Renaissance des Wiener Gemeindebaus

Sozialer Wohnungsbau in der Seestadt Aspern von WUP architektur


Der soziale Wohnungsbau hat in Wien eine lange Tradition. Im Auftrag der Stadt wurde kürzlich in der Seestadt Aspern ein sogenannter Gemeindebau fertig. Die Architekt*innen wollten maximale Wohnlichkeit erreichen und setzten dabei auf einfache Materialien und flexible Grundrisse.

Von Maik Novotny


Der Gemeindebau ist eine Wiener Tradition seit inzwischen exakt 100 Jahren. Den Beginn markierte die Einführung der Wohnbausteuer 1923, die die Bauoffensive des „Roten Wien“ ermöglichte, dessen Substanz bis heute die Grundlagen des Wiener Wohnbaus bildet. Weitere großmaßstäbliche Wohnsiedlungen folgten in der Nachkriegszeit, ab den 1980er Jahren beschränkte sich die Stadt vor allem auf den Erhalt des Bestandes. Gemeindebauten, die ihrer Bezeichnung entsprechend durch die Stadt selbst errichtet werden, kamen seither nur noch wenige hinzu. Den rapide steigenden Bedarf an neuem Wohnraum durch das Wachstum der Bevölkerung seit der Jahrtausendwende deckten vor allem gemeinnützige Bauträger ab.

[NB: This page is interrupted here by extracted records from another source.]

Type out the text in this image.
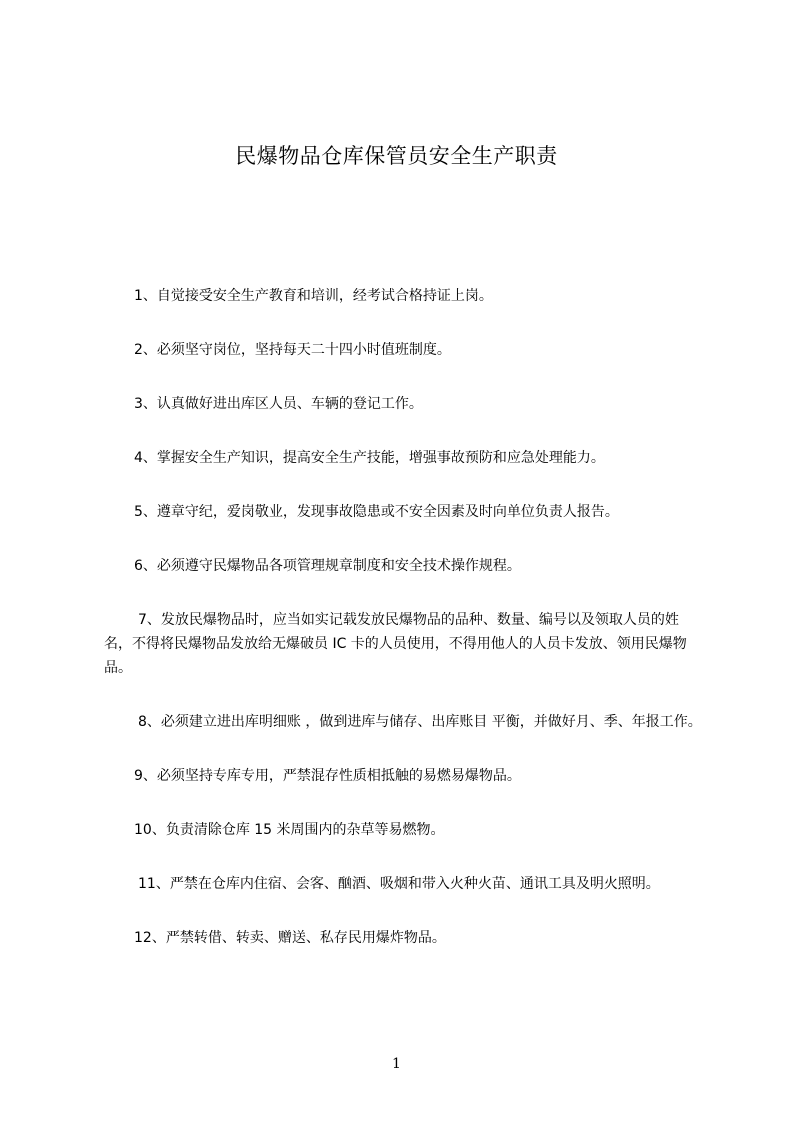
民爆物品仓库保管员安全生产职责

1、自觉接受安全生产教育和培训，经考试合格持证上岗。

2、必须坚守岗位，坚持每天二十四小时值班制度。

3、认真做好进出库区人员、车辆的登记工作。

4、掌握安全生产知识，提高安全生产技能，增强事故预防和应急处理能力。

5、遵章守纪，爱岗敬业，发现事故隐患或不安全因素及时向单位负责人报告。

6、必须遵守民爆物品各项管理规章制度和安全技术操作规程。

7、发放民爆物品时，应当如实记载发放民爆物品的品种、数量、编号以及领取人员的姓名，不得将民爆物品发放给无爆破员 IC 卡的人员使用，不得用他人的人员卡发放、领用民爆物品。

8、必须建立进出库明细账 ，做到进库与储存、出库账目 平衡，并做好月、季、年报工作。

9、必须坚持专库专用，严禁混存性质相抵触的易燃易爆物品。

10、负责清除仓库 15 米周围内的杂草等易燃物。

11、严禁在仓库内住宿、会客、酗酒、吸烟和带入火种火苗、通讯工具及明火照明。

12、严禁转借、转卖、赠送、私存民用爆炸物品。

1
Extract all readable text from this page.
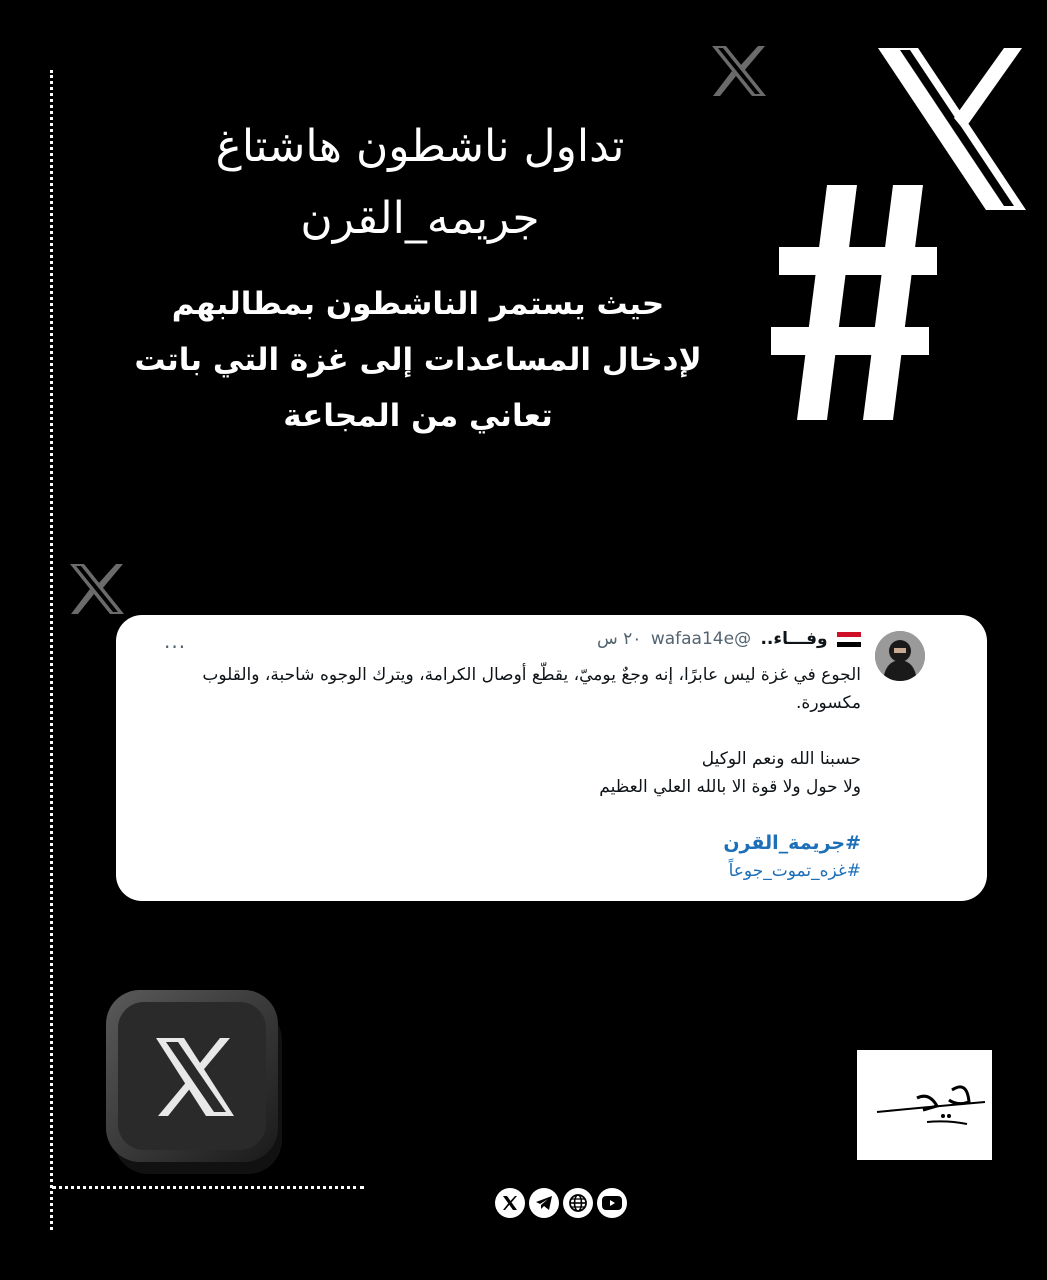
تداول ناشطون هاشتاغ
جريمه_القرن
حيث يستمر الناشطون بمطالبهم لإدخال المساعدات إلى غزة التي باتت تعاني من المجاعة
وفـــاء.. @wafaa14e ٢٠ س
...

الجوع في غزة ليس عابرًا، إنه وجعٌ يوميّ، يقطّع أوصال الكرامة، ويترك الوجوه شاحبة، والقلوب مكسورة.

حسبنا الله ونعم الوكيل

ولا حول ولا قوة الا بالله العلي العظيم

#جريمة_القرن

#غزه_تموت_جوعاً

Im Vorfeld der Wiener Gemeinderatswahl 2015 wurde angekündigt, den Gemeindebau nach langer Pause wieder zu forcieren, mit dem Ziel von 4.000 neu errichteten Wohnungen in der ersten Planungsphase. Die Konditionen des „Gemeindebau NEU“ sind für Mieter*innen besonders günstig: Keine Eigenmittel, keine Kaution, keine Befristung, 7,50 Euro pro Quadratmeter. Nahezu alle Projekte errichtet die Wiener Gemeindewohnungs-Baugesellschaft (WIGEBA) im Auftrag der Stadt auf gemeindeeigenen Grundstücken. Als erster dieser neuen Gemeindebauten wurde 2019 der Barbara-Prammer-Hof von NMPB Architekten (Wien) eröffnet.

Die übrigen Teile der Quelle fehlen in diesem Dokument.